Well as we stand by and watch the swamp drain or become more muddy as the case might be, I am reminded of a quote I read many years ago from the populist movement of the 1890’s.
“If the farmer went to the capital fresh from the plow, among a crowd of lobbyists, he was as clay in the hands of the potter. If his constituents kept him there year after year, until he learned the ways of legislation, then he ceased to be a farmer and became a member of some other class, perhaps a stockholder in a great railroad, or manufacturing corporation, with interests in common with the opponents of the agricultural classes.”
Now as we face our own populist era and more specifically tax reform, we in the Commercial Real Estate field need to be wary and prepared because tax code change has always led to swings of wealth and recessions (remember 1979 windmill farms? Or 1987 crash after 1986 tax reform). I am worried about uncertainty over tax reform, uncertainty over a possible new Fed Chief, uncertainty if we do get a new Fed Chief. The biggest warning sign that I see though is the flattening of the bond yield curve (spread between 2 and 10 year bond yields). The spread predicts recessions and it hasn’t been any tighter than just before the 2007 Financial Crisis. On the other hand, the Campbell Real Estate Crash Index reports that the next 3-6 months are still friendly to the real estate market.
Here is a very good article from Costar and the Real Estate Round Table.Issues at hand:
  • Depreciation from 30 yr to 20 yr
  • Estate tax elimination
  • 1031’s?
  • Eliminate interest deduction
  • Reduce tax rate on pass-thru business income
Although life may be frustrating and time consuming, the American Dream is still worthy of pursuit and something to be thankful for. I hope you enjoy the story….
One stormy night many years ago, an elderly man and his wife entered the lobby of a small hotel in Philadelphia. Trying to get out of the rain, the couple approached the front desk hoping to get some shelter for the night.
“Could you possibly give us a room here?” the husband asked. The clerk, a friendly man with a winning smile, looked at the couple and explained that there were three conventions in town.
“All of our rooms are taken,” the clerk said. “But I can’t send a nice couple like you out in the rain at one o’clock in the morning. Would you perhaps be willing to sleep in my room? It’s not exactly a suite, but it will be good enough to make you folks comfortable for the night.”
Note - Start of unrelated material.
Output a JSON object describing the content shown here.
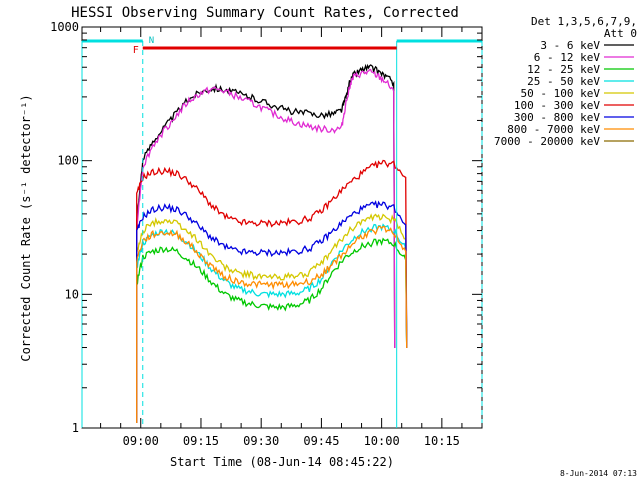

When the couple declined, the young man pressed on. “Don’t worry about me; I’ll make out just fine,” the clerk told them. So, the couple agreed.
As he paid his bill the next morning, the elderly man said to the clerk, “You are the kind of manager who should be the boss of the best hotel in the United States. Maybe someday I’ll build one for you.”
The clerk looked at the couple and smiled. The three of them had a good laugh.
As they drove away, the elderly couple agreed that the helpful clerk was indeed exceptional, as finding people who are both friendly and helpful isn’t easy.
Two years passed. The clerk had almost forgotten the incident when he received a letter from the old man. It recalled that stormy night and enclosed a round-trip ticket to New York, asking the young man to pay them a visit.
The old man met him in New York, and led him to the corner of Fifth Avenue and 34th Street. He then pointed to a great new building there, a palace of reddish stone, with turrets and watchtowers thrusting up to the sky.
“That,” said the older man, “is the hotel I have just built for you to manage.”
“You must be joking,” the young man said.
“I can assure you that I am not,” said the older man, a sly smile playing around his mouth.
The old man’s name was William Waldorf Astor, and the magnificent structure was the original Waldorf-Astoria Hotel. The young clerk who became its first manager was George C. Boldt.
This young clerk never foresaw the turn of events that would lead him to become the manager of one of the world’s most glamorous hotels.